Eine planwidrige Regelungslücke im Hinblick auf die im Rahmen der ersuchten Vernehmung von Zeugen durch das Verwaltungsgericht entstehenden Kosten ist hierdurch nicht gegeben. Gerichtskosten in Form von Gebühren fallen dem Wesen der Amtshilfe entsprechend nicht an. Dies ergibt sich über § 4 NDiszG aus §§ 1 Abs. 1 Satz 1 NVwVfG, 8 Abs. 1 Satz 1 VwVfG und entsprach bereits der alten Rechtslage unter Geltung der Niedersächsischen Disziplinarordnung (s. hierzu Bieler/Lukat, NDO, Kommentar, Stand: September 2001, § 20 Rdnr. 15). Lediglich - hier nicht entstandene - Auslagen sind nach § 8 Abs. 1 Satz 2 VwVfG in bestimmten Fällen zu erstatten. Die Kosten des Beamten, gegen den ein behördliches Disziplinarverfahren eingeleitet worden ist, stellen Kosten des behördlichen Disziplinarverfahrens dar.
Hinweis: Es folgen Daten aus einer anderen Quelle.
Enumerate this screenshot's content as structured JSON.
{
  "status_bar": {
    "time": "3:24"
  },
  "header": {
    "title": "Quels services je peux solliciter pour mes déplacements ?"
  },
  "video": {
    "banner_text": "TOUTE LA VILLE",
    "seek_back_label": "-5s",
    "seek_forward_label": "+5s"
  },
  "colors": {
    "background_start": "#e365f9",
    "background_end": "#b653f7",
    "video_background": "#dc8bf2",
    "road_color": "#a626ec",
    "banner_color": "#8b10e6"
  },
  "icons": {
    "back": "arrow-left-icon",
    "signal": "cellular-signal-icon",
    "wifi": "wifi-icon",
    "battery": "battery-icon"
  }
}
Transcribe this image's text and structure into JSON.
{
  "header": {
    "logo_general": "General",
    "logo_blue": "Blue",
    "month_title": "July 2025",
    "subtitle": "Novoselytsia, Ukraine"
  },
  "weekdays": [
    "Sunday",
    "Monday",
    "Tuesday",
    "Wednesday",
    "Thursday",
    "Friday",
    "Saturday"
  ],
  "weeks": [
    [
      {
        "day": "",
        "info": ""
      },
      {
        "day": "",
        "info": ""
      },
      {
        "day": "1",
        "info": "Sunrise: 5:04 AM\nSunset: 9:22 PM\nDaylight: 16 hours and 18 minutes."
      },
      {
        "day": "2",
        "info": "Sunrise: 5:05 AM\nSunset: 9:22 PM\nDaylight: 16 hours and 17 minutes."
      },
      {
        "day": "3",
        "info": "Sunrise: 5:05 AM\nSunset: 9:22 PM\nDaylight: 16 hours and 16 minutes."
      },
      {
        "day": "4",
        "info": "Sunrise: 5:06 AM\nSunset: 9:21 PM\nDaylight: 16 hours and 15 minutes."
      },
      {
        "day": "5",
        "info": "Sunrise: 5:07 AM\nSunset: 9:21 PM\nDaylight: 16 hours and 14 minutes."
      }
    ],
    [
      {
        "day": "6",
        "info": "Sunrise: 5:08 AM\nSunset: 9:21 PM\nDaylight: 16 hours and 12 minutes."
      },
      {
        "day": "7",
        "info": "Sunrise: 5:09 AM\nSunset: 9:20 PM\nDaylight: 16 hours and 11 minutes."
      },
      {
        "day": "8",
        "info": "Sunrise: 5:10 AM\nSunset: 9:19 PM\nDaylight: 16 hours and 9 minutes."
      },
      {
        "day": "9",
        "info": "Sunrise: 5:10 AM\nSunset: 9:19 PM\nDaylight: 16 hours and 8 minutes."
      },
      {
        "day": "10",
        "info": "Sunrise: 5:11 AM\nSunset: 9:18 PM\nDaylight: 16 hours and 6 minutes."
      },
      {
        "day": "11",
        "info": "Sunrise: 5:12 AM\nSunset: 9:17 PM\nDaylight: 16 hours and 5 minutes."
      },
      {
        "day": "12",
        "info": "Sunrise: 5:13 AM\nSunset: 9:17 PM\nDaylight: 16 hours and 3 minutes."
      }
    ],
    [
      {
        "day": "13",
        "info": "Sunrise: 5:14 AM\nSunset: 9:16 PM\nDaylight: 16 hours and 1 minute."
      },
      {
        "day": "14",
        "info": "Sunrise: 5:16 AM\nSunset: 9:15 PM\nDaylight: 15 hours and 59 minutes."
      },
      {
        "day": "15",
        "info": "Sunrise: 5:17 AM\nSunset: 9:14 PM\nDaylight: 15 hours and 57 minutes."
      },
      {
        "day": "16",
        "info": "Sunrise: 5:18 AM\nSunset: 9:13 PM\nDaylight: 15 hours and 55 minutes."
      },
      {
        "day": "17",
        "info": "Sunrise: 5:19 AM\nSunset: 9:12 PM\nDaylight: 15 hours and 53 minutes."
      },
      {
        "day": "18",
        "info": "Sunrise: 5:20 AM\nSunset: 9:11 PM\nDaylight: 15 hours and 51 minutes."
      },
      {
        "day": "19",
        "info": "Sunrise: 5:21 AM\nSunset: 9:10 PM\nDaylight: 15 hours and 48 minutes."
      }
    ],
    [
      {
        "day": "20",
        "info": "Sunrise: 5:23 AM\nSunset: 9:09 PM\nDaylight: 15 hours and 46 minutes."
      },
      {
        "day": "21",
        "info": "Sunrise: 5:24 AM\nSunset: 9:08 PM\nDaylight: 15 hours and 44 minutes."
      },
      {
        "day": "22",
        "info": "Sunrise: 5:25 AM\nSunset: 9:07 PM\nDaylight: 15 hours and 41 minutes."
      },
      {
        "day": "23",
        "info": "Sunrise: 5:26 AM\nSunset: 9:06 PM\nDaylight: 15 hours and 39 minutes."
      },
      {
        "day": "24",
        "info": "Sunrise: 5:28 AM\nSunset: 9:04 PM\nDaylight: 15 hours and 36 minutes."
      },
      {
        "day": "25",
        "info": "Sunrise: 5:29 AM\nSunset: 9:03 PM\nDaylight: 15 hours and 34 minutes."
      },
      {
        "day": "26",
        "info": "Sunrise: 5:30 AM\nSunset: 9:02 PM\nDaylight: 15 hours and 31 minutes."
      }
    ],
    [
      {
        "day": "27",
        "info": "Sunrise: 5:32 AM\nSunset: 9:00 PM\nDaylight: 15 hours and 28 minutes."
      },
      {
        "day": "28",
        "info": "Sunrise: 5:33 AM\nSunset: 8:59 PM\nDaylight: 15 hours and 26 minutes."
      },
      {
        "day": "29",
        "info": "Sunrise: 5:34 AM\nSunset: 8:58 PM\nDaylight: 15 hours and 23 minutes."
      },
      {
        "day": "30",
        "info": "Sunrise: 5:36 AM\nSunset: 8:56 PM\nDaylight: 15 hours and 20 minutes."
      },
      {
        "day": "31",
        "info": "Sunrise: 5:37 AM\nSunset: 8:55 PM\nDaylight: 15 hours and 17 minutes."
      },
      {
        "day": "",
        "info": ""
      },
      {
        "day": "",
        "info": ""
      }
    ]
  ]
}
Die Verteilung dieser Kosten richtet sich daher nach § 37 NDiszG und im Fall der Einstellung des Disziplinarverfahrens - wie hier - nach § 37 Abs. 2 Satz 1 und 2 NDiszG. Die Erstattung der Kosten eines Zeugen, der in dem behördlichen Disziplinarverfahren im Wege der Amtshilfe durch das Verwaltungsgericht vernommen wird oder werden soll, bestimmt sich nach § 7 JVEG, das im behördlichen Disziplinarverfahren gemäß §§ 4 NDiszG, 4 NVwVfG, 26 Abs. 3 Satz 2 VwVfG entsprechend anwendbar ist.

8

Dieser Beschluss ist unanfechtbar. Gegen diesen Änderungsbeschluss - wie auch gegen den Einstellungsbeschluss vom 4. Januar 2007 - ist die Beschwerde nach § 62 Abs. 1 NDiszG nicht zulässig. Hiernach steht den Beteiligten gegen Beschlüsse des Verwaltungsgerichts die Beschwerde an das Oberverwaltungsgericht zu, soweit nicht in diesem Gesetz oder in der Verwaltungsgerichtsordnung etwas anderes bestimmt ist. In einem Fall wie dem vorliegenden, in dem ein Ersuchen einer Behörde um eine Zeugenvernehmung im Wege der Amtshilfe zurückgenommen wird, gelten die Vorschriften der §§ 92 Abs. 3 Satz 2, 158 Abs. 2 VwGO über § 4 NDiszG zumindest entsprechend. Im Übrigen ist der nach § 26 Abs. 2 Satz 3 NDiszG zu fassende Beschluss des Vorsitzenden gemäß § 26 Abs. 2 Satz 4 NDiszG unanfechtbar, sodass der Einstellungsbeschluss nach Rücknahme des Ersuchens in einem Erst-Recht-Schluss ebenfalls unanfechtbar ist.